Italian prosecutors have called for a 26-year prison sentence for the captain of Costa Concordia cruise ship that sank in January, 2012, killing 32 people.

Captain of the ill-fated cruise ship Francesco Schettino is being trialed before a court in Grosseto, Italy for manslaughter and abandoning ship.

Prosecutor Maria Navarro said that Schettino is a flight risk and asked the court to detain him again and seize his passport and navigation license, the Associated Press reports.

In the closing argument, Prosecutor Navarro said Schettino should serve 14 years for manslaughter and causing injuries, nine for causing a shipwreck, three for abandoning ship, and a further three months for giving false testimony, Reuters informed.
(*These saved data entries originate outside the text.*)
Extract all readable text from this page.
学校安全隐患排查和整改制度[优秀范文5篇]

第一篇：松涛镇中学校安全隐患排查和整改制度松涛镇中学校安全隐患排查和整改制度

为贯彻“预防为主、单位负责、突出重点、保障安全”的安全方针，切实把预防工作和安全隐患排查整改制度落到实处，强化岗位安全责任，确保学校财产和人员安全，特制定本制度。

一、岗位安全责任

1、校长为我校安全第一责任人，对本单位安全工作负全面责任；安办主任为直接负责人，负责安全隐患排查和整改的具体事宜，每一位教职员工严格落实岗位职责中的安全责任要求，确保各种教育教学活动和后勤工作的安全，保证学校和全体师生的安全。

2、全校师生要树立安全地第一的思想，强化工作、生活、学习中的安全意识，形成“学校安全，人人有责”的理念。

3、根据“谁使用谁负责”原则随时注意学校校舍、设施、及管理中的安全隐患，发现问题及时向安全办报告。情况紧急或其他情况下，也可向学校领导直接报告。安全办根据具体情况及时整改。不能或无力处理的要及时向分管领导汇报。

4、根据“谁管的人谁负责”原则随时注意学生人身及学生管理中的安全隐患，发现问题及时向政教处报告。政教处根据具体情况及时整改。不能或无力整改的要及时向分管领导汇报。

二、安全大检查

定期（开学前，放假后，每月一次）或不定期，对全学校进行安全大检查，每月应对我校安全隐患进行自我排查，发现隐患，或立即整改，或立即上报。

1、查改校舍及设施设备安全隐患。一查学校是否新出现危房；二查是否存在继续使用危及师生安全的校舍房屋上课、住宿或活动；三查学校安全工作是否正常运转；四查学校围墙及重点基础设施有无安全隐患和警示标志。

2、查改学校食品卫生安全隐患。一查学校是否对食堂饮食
The grounding of the cruise ship, carrying 4,252 people at the time, is believed to had been caused by the captain’s recklessness, as the ship came too close to the Giglio island where it got stuck and later collapsed.

The accused captain took the stand for the first time in early December and during his testimony explained that he had sailed the cruise ship close to a nearby island to impress passengers.

As explained by Schettino, he wanted to give passengers a better view attributing commercial reasons to the decision.

The court is expected to reach a verdict on the case next month. The court proceedings have been ongoing since 2013.

Costa Cruises, an arm of cruise liner conglomerate Carnival Corporation, is facing USD 274 million in damage claims as officials from Italy’s Tuscany region and the island of Gilgio take their claims to court.

President of Tuscany Enrico Rossi told the Grosseto city court that the region plans to ask for €30 million (around USD 38 million) in damages from Costa for marring Tuscany’s image that lead to a drop in tourism of 7 pct.

Rossi blamed the disaster that saw the tilted Concordia wreck sit at the Island of Giglio for over two and a half years before it was finally removed  in July for losing 45,000 visitors.

Carlo Scarpa, a consultant to Giglio’s local government, filed for around USD 237 million in damages to the same court, on the same grounds.